Remember, We’re Laughing With You

Here’s a photo of our four-wheeler, the most critical component on our farm, after Melissa. Take note of the two slender rods which run from the front basket down under the four-wheeler and out the back end. (Note the pink tape on the rods.) These rods play a critical role in this story.

Farmers love to entertain themselves, and since we don’t get off the farm much, we look for on-farm sources of amusement. One of the best sources, I’m afraid, is city people visiting the farm. That would be you.

Imagine you’ve fled the city and come to our farm for a visit. You hop onto the back of the four-wheeler, and I take the driver’s ‘seat’ as we head out to check on the sheep. The sky is bright blue, the sun warm on your face, and it’s fun riding down the road on a four-wheeler. I stop at the gate to our pasture, get off, open the gate, drive us through, then shut the gate again. You are confident I know what I’m doing.

As I head out into the pasture, some people see the fence ahead right away. What comes next is hardest on them, for they have the most time to worry. Three strands of wire stretch between slender white, bendable, fiberglass posts. I continue heading straight for the three-foot high fence, my thumb not letting up on the throttle.

You begin to squirm in your seat. Should you say something? The four-wheeler heads straight for the fence, now fifty feet away.

“Ahhh,” you say.

“What’s that?” I throw over my shoulder.

“Ahhh, hmmm, well…” Thirty feet away.

“Say again?” I bite back a smile. Ten feet and still full throttle.

We are seconds from hitting the fence. You have no choice now but to cry out, “Fence…Fence…FENCE!”

Thwap. We are over the fence. You whirl around and watch the fence snap back upright as we continue on our way. I am laughing so hard now I must stop and wipe my eyes.

Your heart is racing and all you can say is, “Wow.”

I explain that the thin rods push the fence down so we can drive over it. The secret is to hit the fence at exactly a 90 degree angle. If you’re off by only a few degrees, the fence will become hopelessly entangled in the four-wheeler’s undercarriage and you will say many bad words and finally cut the wire, hoping your partner will blame deer for the damage.

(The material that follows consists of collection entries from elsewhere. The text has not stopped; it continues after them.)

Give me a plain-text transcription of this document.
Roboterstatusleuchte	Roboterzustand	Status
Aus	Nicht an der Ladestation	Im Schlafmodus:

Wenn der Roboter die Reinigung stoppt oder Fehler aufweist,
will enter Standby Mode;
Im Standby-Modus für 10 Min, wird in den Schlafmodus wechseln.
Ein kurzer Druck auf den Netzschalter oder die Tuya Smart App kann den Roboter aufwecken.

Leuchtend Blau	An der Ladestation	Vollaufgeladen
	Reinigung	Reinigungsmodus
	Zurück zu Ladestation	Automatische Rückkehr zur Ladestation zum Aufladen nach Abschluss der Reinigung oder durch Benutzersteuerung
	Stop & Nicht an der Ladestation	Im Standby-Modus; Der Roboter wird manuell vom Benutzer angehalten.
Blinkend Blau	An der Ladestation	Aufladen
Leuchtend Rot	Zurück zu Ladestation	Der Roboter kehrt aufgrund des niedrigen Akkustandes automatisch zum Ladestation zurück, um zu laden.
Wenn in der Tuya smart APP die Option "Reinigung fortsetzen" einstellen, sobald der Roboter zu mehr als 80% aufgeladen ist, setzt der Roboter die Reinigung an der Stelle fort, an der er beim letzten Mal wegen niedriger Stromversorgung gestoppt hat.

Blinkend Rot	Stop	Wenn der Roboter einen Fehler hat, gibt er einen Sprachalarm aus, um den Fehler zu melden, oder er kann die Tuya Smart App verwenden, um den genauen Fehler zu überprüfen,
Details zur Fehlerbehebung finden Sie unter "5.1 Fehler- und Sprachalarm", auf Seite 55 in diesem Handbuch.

Melissa read about this four-wheeler adaptation in a book, and it works beautifully, allowing us to cross fences anywhere instead of finding a gate. My favorite prank may be less successful now that I’ve written this, but not to worry. I’m sure we’ll come up with something equally as entertaining. It’s what we do.

8 thoughts on “

  1. I just finished reading your book–which I stayed up most of the night to finish.

    Too funny.

    And yeah, you’re right. City folks are funny. I love the four wheeler over the fence joke. Great one!

  2. Jacquie,

    You asked what we do with our wool. Not much! While it’s fine for spinning and knitting (a friend has used our wool to knit himself some incredible sweaters), it’s not the long, fine Merino wool spinners seem to want, so no one’s banging down our door to buy it. I had high hopes of spinning and dying the wool, then selling to customers, but that whole ‘spinning is too hard’ thing got in the way.

    So we hang on to it, then every few years the area shepherds rent a semi and ship it somewhere in Illinois. Not very exciting, I’m afraid.

  3. Glad you liked the cartoon! The least I can do to repay you for the pleasure your book is providing, which I’ve just begun on the recommendation of my friend Jacquie.

    So you’ll raise the camels and send me the fleece to spin, okay? It’s a deal.

  4. I am one of those city-folk terrorized by Ms. Catherine. I have decided to forgive her, but only because she has now warned the world about her sadistic tendencies on the four-wheeler. And because she is the only surrogate mother the lambs had since the nanny-goats were let down by the billys this year. I must say – it just doesn’t feel like Spring on the farm without a good tussle with the baby goats and a round of King of the Mountain featuring us as the mountains!

    Carry on Catherine, and thanks for posting even though you are in the midst of lambing!